If the employer, in the event of a dispute, fails to prove that the requirements mentioned above have been met, the employee will be regarded as having been employed on an indefinite (permanent) basis. In such circumstances, it is unlikely that the requirements of fair procedure (for such issues as misconduct, incapacity or operational requirements) would have been met and the potential adverse implications for the employer could be serious.

There are some further provisions aimed at protecting employees on fixed term contracts;

  • a person employed on a fixed term contract for longer than 3 months, may not be treated less favourably than someone employed on a permanent basis performing the same or similar work, unless there is a justifiable reason for different treatment.
  • employees on fixed term contracts must be given equal access to opportunities to apply for vacancies.
  • where an employee is employed on a fixed term contract exceeding 24 months, the employee would be entitled to severance pay upon termination.
  • where the employer has failed to renew a fixed term contract when there was a ‘reasonable expectation’ of such renewal (or where the employer offers to renew it on less favourable terms), the basis for an unfair dismissal claim has been extended to also include an expectation of indefinite employment. The onus to prove the expectation, however, remains on the employee.

Note that, if someone is employed for 3 months or less, the provisions above do not apply. However, employees on shorter fixed term contracts should continue to enjoy the protections that existed prior to the amendments. An employer may, for example, not abuse a fixed term contract by using it as a substitute for probation. Another example is where an employee works beyond the expiry date of the contract without signing a new agreement – the employee could still successfully argue that employment has become indefinite. Furthermore, the provisions relating to a ‘reasonable expectation’ of renewal or permanent employment may also be relied upon by these employees.

Please note that:
•    employers that employ less than 10 employees; and
•    employers that employ less than 50 employees and whose business has been in operation for less than two years

are generally excluded.
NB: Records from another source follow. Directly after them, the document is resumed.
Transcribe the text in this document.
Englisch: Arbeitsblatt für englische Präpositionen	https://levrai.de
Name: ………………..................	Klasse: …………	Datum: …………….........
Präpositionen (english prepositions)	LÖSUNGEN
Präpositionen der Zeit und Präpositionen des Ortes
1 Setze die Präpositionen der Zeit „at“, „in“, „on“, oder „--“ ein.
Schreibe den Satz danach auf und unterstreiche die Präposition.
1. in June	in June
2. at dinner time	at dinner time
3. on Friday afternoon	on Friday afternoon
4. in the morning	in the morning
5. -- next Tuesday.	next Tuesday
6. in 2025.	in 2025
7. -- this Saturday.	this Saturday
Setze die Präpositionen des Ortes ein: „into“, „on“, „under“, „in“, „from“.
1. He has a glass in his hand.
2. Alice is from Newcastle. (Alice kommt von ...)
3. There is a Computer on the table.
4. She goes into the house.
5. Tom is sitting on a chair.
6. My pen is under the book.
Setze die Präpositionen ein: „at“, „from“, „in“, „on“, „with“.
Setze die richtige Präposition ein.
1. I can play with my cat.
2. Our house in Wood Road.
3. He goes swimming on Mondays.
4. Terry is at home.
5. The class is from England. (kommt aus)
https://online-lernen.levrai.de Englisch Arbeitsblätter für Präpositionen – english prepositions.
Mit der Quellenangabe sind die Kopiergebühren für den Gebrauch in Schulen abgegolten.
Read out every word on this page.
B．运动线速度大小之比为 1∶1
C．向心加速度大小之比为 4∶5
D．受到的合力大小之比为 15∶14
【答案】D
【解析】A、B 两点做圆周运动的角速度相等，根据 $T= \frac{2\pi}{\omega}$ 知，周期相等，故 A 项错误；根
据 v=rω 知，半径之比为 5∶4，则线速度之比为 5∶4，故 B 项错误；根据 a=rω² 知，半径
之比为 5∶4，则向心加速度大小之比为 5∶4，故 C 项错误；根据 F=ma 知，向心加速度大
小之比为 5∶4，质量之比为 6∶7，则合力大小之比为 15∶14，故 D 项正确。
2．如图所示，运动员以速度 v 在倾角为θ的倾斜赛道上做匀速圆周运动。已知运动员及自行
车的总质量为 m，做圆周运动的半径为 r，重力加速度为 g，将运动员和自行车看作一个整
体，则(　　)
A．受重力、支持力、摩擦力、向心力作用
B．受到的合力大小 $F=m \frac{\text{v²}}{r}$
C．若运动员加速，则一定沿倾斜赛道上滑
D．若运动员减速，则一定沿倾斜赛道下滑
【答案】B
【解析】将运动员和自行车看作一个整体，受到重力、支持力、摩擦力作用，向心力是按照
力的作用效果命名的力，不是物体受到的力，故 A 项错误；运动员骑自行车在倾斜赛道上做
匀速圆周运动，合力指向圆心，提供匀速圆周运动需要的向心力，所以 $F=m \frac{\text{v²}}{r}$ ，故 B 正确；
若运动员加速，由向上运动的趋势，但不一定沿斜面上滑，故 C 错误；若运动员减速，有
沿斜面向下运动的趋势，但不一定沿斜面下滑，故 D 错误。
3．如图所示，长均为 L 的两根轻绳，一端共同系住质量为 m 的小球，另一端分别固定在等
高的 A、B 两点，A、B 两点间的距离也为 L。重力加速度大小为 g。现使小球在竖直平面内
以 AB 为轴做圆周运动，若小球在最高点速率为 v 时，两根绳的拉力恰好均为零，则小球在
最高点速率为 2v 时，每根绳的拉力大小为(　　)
Also, some businesses may be specifically excluded from the effect of these amendments by the provisions of another statute, sectoral determination or collective agreement.

In protecting the risk of building up the core organisational costs beyond a level that is sustainable, organisations may find themselves in disputes that are referred to the CCMA if fixed-term employment contracts are not drawn up in a way that reflects the provisions in the legislation (such disputes could include unfair dismissal, less favourable treatment etc.).

We encourage you to review current fixed-term contracts of employment, and the related practices, to ensure compliance.